Also-ran of the aisles struggled to find a niche
The first UK branch of Safeway was opened in 1962 when the American owned Safeway group bought 11 British supermarkets. The group gradually expanded to a chain of 133 stores with sales of £2bn by 1987.
The big change came in 1987 when it was snapped up by Argyll, which had just suffered a defeat by Guinness in the bloody battle for control of Distillers.
Argyll had been formed in 1977 by three thrusting executives: Jimmy Gulliver, Sir Alistair Grant and David Webster. Together they had undertaken a series of takeovers including Oriel Foods and the Louis Edwards meat business. They also bought the Allied Supplies grocery business from Sir James Goldsmith and Amalgamated Distilled Products, a whisky maker. Now only Mr Webster survives of the three.
Argyll slimmed down until it consisted only of Safeway and the group changed its name to Safeway in 1996.
Since then its record has been patchy. It has been up for sale more times than Mr Webster would care to remember. He courted Asda in 1997 but the deal failed when it was leaked. A year later he wooed Sir Richard Greenbury of Marks & Spencer but M&S was concerned about expanding too far into the supermarket business.

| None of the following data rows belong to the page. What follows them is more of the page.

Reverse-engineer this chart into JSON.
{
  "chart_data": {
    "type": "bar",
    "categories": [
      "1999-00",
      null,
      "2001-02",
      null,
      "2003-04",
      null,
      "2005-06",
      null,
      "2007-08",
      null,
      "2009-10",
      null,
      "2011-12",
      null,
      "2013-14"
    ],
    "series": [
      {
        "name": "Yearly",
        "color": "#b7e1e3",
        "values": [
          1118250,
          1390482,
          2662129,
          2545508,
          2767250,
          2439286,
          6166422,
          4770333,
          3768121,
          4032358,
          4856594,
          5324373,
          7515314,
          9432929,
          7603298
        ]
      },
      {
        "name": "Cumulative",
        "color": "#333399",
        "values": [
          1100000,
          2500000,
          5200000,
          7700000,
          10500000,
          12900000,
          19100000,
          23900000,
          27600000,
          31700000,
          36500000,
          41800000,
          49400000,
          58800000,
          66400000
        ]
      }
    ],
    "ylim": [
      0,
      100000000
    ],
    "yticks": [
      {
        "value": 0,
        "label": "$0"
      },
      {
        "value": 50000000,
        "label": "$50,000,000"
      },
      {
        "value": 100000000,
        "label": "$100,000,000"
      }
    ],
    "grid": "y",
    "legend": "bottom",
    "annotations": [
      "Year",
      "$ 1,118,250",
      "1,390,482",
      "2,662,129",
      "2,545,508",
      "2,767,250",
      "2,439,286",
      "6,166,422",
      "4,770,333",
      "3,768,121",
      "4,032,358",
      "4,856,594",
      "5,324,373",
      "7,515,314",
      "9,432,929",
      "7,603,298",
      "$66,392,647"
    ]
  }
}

Talks were reportedly held with Wal-Mart last year. J Sainsbury also talked about a joint bid for Safeway with Wal-Mart.
Mr Webster's masterstroke was to recruit a new chief executive in 1999. He hired a former Wal-Mart man, the Argentinean Carlos Criado-Perez, and what a difference he made. He introduced "guerrilla tactics" involving ever changing local promotions which rivals found hard to match. He added pizza making and fresh pasta counters, updated the format and improved product displays. Customers numbers grew, sales rose and profits did too.
Recently growth has become more pedestrian, but it looks like this is no longer Safeway's or Mr Webster's problem.